Pernikahan Dini menurut pandangan Hukum Islam
- 21 April 2021
Jika pernikahan anak usia dini diatur dalam hukum negara, bagaimana dengan hukum Islam? Majelis Ulama Indonesia (MUI) pernah mengeluarkan fatwa tentang pernikahan dini. Menurut MUI, dalam literatur fikih islam tidak terdapat ketentuan secara eksplisit mengenai batasan usia pernikahan. Baik itu batasan minimal maupun maksimal.

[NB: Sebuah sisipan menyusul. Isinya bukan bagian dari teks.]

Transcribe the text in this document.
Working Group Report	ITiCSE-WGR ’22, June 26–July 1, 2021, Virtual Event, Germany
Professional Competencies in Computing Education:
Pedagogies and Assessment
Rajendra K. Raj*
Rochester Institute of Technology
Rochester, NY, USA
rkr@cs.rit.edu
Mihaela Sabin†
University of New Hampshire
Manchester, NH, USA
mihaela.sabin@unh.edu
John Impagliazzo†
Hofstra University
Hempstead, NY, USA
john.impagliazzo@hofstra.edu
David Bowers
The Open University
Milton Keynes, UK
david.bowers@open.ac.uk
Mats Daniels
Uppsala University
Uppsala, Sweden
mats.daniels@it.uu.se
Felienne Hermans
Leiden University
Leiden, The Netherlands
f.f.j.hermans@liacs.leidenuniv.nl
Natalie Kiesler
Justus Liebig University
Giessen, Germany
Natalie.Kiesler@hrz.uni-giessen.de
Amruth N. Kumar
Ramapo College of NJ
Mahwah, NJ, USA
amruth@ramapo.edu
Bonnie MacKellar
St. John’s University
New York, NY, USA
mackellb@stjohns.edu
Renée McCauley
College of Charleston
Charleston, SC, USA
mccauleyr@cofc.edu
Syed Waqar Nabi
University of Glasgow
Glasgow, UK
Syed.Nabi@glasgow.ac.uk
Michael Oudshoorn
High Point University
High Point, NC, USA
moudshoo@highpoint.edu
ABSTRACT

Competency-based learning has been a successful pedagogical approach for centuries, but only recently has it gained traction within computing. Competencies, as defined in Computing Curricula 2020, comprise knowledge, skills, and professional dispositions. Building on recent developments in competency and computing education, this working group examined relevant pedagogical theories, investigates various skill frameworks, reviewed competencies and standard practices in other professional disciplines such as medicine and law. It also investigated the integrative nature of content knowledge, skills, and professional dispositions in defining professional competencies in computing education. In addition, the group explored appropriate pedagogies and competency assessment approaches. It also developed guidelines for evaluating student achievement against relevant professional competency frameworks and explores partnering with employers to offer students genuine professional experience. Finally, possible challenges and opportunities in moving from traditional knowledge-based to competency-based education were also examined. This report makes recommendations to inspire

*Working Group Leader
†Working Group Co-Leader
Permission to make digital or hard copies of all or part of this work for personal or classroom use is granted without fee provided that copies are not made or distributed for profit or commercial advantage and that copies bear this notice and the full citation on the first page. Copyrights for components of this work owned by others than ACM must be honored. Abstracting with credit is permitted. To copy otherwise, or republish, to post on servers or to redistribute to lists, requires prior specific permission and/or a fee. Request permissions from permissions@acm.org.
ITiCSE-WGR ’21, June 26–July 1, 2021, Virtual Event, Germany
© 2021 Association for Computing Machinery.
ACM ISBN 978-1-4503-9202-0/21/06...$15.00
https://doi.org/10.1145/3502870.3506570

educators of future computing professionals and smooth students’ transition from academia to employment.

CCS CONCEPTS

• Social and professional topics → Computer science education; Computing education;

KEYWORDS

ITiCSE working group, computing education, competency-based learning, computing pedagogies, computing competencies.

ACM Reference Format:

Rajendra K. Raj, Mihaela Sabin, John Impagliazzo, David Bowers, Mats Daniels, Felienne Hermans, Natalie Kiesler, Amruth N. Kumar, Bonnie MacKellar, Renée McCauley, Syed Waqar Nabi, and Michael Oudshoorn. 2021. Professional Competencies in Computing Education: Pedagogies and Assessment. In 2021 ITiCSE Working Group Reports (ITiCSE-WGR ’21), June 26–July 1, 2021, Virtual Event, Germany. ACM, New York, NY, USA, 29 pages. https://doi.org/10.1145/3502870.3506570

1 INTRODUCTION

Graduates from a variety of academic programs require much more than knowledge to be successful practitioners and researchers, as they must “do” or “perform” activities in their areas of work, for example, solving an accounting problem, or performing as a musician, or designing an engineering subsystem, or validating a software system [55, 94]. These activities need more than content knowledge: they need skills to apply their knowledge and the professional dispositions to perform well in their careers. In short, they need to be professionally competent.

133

Dalam pandangan hukum agama Islam perkawinan merupakan sebuah ibadah yang dilakukan oleh pemeluknya untuk menghindari perbuatan-perbuatan maksiat. Sesuai dengan instruksi presiden No. 1 tahun 1991 tentang Kompilasi Hukum Islam dijelaskan bahwa perkawinan menurut hukum Islam adalah pernikahan, yaitu akad yang sangat kuat miitsaqan ghaliizhan untuk menaati perintah Allah dan melakukannya merupakan ibadah.
Allah SWT berfirman, "Dan kawinkanlah orang-orang yang sendirian di antara kamu dan orang-orang yang layak dari hamba-hamba sahayamu yang lelaki dan yang perempuan." (QS an-Nur [24]:32). Menurut sebagian ulama, yang dimaksud layak adalah kemampuan biologis. Artinya memiliki kemampuan untuk menghasilkan keturunan.
Istilah perkawinan adalah merupakan istilah yang umum, yang digunakan untuk semua makhluk ciptaan Allah dimuka bumi, sedangkan pernikahan hanyalah diperuntukkan bagi manusia. Seperti kata nikah berasal dari bahasa Arab yaitu “nikaahun” yang merupakan masdar atau kata asal dari kata kerja nakaha, yang sinonim dengan tazawwaja. Jadi kata nikah berarti “adh-dhammu wattadaakhul” artinya bertindih dan memasukkan, (Rahmat Hakim, 2000: 11) sedangkan dalam kitab lain dikatakan bahwa nikah adalah “adh-dhmmu wal-jam’u” artinya bertindih dan berkumpul.
Dalam pasal 4 kompilasi Hukum Islam dijelaskan bahwa perkawinan sudah sah apabila dilakukan menurut hukum Islam sesuai dengan pasal 2 ayat (1) Undang-undang No. 1 Tahun 1974 tentang perkawinan. Dalam pasal 15 menjelaskan bahwa untuk mencapai kemaslahatan keluarga dan rumah tangga, perkawinan hanya boleh dilakukan calon mempelai yang telah mencapai umur sesuai dengan ketetapan dalam pasal 7 Undang-undang No. 1 tahun 1974 yaitu bagi laki-laki berusia sekurang-kurangnya 16 tahun.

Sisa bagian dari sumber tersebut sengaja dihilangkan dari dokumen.